PART 2: Common-Emitter Amplifier
INTRODUCTION
In this lab, the student will be working with Common-Emitter Amplifiers. The goals of this lab are to become familiar with gain/bandwidth, CE amplifier, and LTspice. The student will also learn how to use LTspice to analyze the CE amplifier circuit. To conclude the lab, the student will also learn to breadboard and test a CE amplifier circuit. The LTspice exercises were completed and submitted for the prelab.
2.4 Build and Test a Common Emitter Amplifier
To begin, the student constructed a circuit similar to Figure 2.8 from the lab manual, shown below in Figure 2.1. The DMM was then used to probe voltage at the transistor’s base, emitter and collector shown in Table 2.1.

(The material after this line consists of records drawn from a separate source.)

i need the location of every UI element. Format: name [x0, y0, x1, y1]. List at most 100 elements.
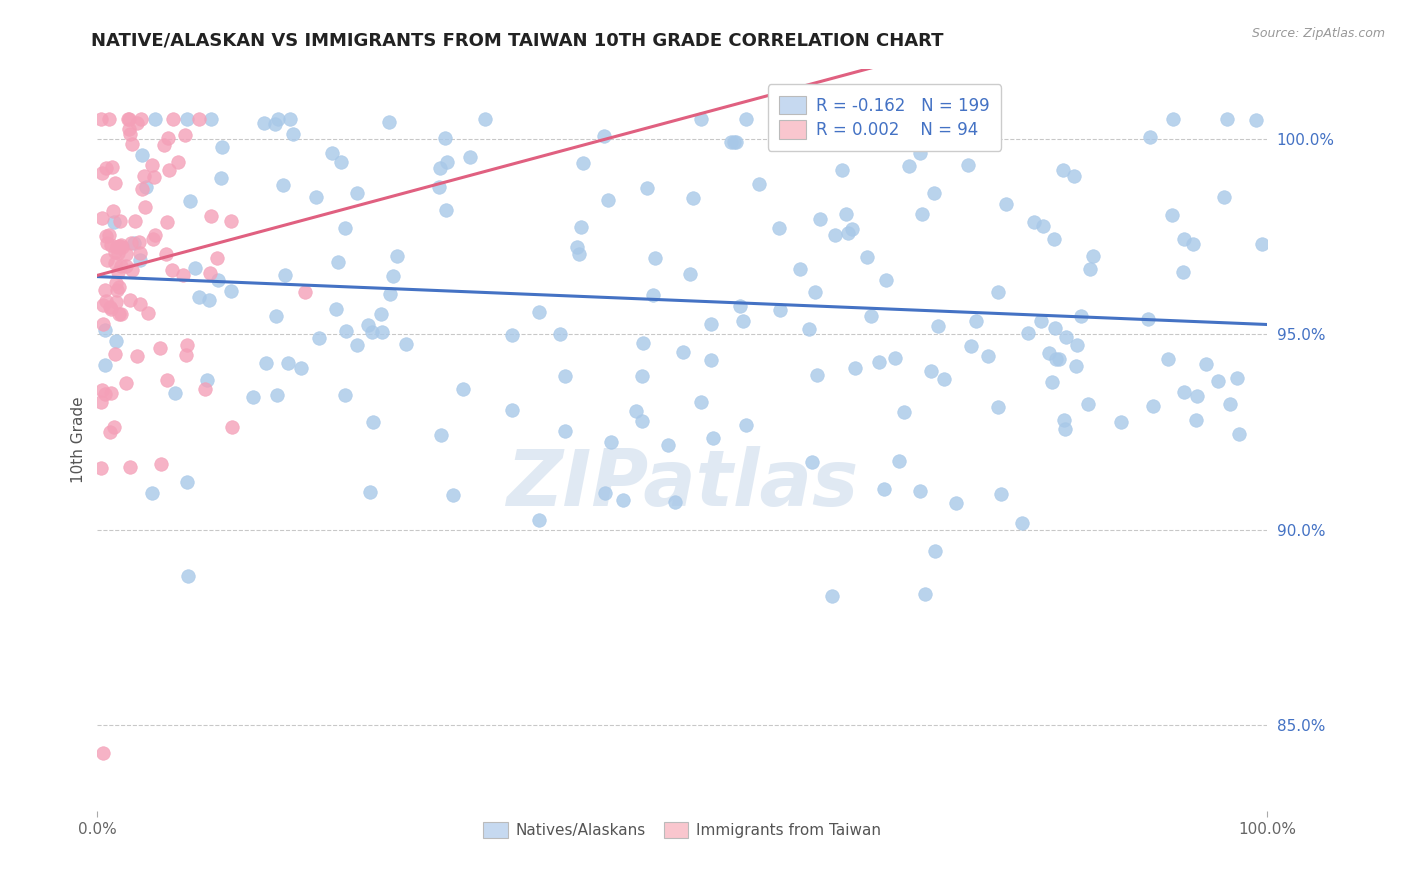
- Point: [100, 301, 122, 316]
- Point: [91, 317, 114, 331]
- Point: [294, 285, 316, 299]
- Point: [346, 337, 368, 351]
- Point: [894, 124, 917, 138]
- Point: [155, 247, 177, 261]
- Point: [108, 308, 131, 322]
- Point: [733, 314, 755, 328]
- Point: [91, 298, 114, 312]
- Point: [592, 128, 614, 143]
- Point: [187, 290, 209, 304]
- Point: [157, 162, 180, 177]
- Point: [359, 485, 381, 500]
- Point: [172, 268, 194, 283]
- Point: [436, 202, 458, 217]
- Point: [868, 355, 890, 369]
- Point: [474, 112, 496, 127]
- Point: [690, 112, 713, 127]
- Point: [278, 112, 301, 127]
- Point: [501, 327, 523, 342]
- Point: [821, 589, 844, 603]
- Point: [114, 259, 136, 273]
- Point: [612, 493, 634, 508]
- Point: [370, 307, 392, 321]
- Point: [110, 214, 132, 228]
- Point: [118, 112, 141, 127]
- Point: [96, 293, 118, 308]
- Point: [593, 486, 616, 500]
- Point: [104, 295, 127, 310]
- Point: [194, 382, 217, 396]
- Point: [700, 317, 723, 331]
- Point: [965, 314, 987, 328]
- Point: [808, 211, 831, 226]
- Point: [768, 221, 790, 235]
- Point: [120, 235, 142, 250]
- Point: [1038, 346, 1060, 360]
- Point: [197, 293, 219, 307]
- Point: [723, 135, 745, 149]
- Point: [149, 341, 172, 355]
- Point: [789, 262, 811, 277]
- Point: [855, 250, 877, 264]
- Point: [357, 318, 380, 332]
- Point: [1250, 237, 1272, 252]
- Point: [859, 309, 882, 323]
- Point: [682, 191, 704, 205]
- Point: [104, 334, 127, 348]
- Point: [599, 435, 621, 450]
- Text: NATIVE/ALASKAN VS IMMIGRANTS FROM TAIWAN 10TH GRADE CORRELATION CHART: NATIVE/ALASKAN VS IMMIGRANTS FROM TAIWAN…: [91, 31, 943, 49]
- Point: [768, 303, 790, 318]
- Point: [120, 127, 142, 141]
- Point: [160, 263, 183, 277]
- Point: [959, 339, 981, 353]
- Point: [129, 296, 152, 310]
- Point: [96, 235, 118, 250]
- Point: [1070, 310, 1092, 324]
- Point: [976, 350, 998, 364]
- Point: [205, 252, 228, 266]
- Point: [679, 267, 702, 281]
- Point: [122, 236, 145, 251]
- Point: [596, 193, 619, 207]
- Point: [1173, 384, 1195, 399]
- Point: [875, 273, 897, 287]
- Point: [429, 161, 451, 175]
- Point: [636, 181, 658, 195]
- Point: [174, 128, 197, 143]
- Point: [131, 182, 153, 196]
- Point: [897, 159, 920, 173]
- Point: [987, 285, 1010, 299]
- Point: [96, 253, 118, 268]
- Point: [141, 159, 163, 173]
- Point: [380, 287, 402, 301]
- Point: [728, 300, 751, 314]
- Point: [460, 150, 482, 164]
- Point: [735, 417, 758, 432]
- Point: [104, 276, 127, 290]
- Point: [630, 414, 652, 428]
- Point: [176, 475, 198, 489]
- Point: [436, 154, 458, 169]
- Point: [672, 345, 695, 359]
- Point: [748, 177, 770, 191]
- Point: [167, 154, 190, 169]
- Point: [725, 135, 748, 149]
- Point: [103, 419, 125, 434]
- Point: [100, 238, 122, 252]
- Point: [831, 162, 853, 177]
- Point: [934, 372, 956, 386]
- Point: [702, 432, 724, 446]
- Point: [571, 220, 593, 235]
- Point: [1045, 320, 1067, 334]
- Point: [277, 356, 299, 370]
- Point: [156, 215, 179, 229]
- Point: [990, 487, 1012, 501]
- Point: [104, 347, 127, 361]
- Point: [98, 425, 121, 439]
- Point: [97, 112, 120, 127]
- Point: [290, 361, 312, 376]
- Point: [207, 273, 229, 287]
- Point: [129, 253, 152, 268]
- Point: [994, 197, 1017, 211]
- Point: [118, 122, 141, 136]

FIGURE 2.1: Breadboarded CE Amp and DC Circuit
Then, the student added the AC circuit to the breadboard, similar to Figure 2.11, with a 1 kHz signal and a 10mV amplitude from the function generator(Figure 2.2). Using the dual capability of the oscilloscope, the student viewed the input and output signals of the circuit. The amplitude voltage gain was determined for the 1kΩ load resistor by taking the ratio of output voltage amplitude to input voltage amplitude. The gain was then tested to see how it is influenced by the load resistance. A series of resistors were measured and recorded in Table 2.2. The data was used to plot gain vs resistance in Figure 2.14. Considering that the audio amplifier will be driving an 8Ω impedance speaker, the CE amp should perform driving this particular load.
Figure 2.2: CE Amp with AC Circuit Added
For the last part of the lab, the student replaced the load resistance back to 1kΩ and measured the gain at different frequencies. As the frequency was changed, the time base on the oscilloscope also needed to be adjusted. The input amplitude also required fine adjustment to maintain a constant value for use in calculating gain. Table 2.3 shows the data that was obtained, along with the gain in dB. Using this data, the Gain (dB) was plotted against frequency data to create a Bode Plot in Figure 2.15. The estimated 3 dB bandwidth, or halfpower bandwidth, for the plot is around 33dB.
Bode Plot
CONCLUSION
In this lab, there were some difficulties placing the capacitors the correct way in the circuit. This mistake felt like a good lesson, to be more careful when building circuits and to pay more attention to the direction the capacitor needs to be placed. This lab was also great practice to prepare for the other labs for the class this semester. A lot of knowledge was gained about CE amplifiers, building useful skills for the future.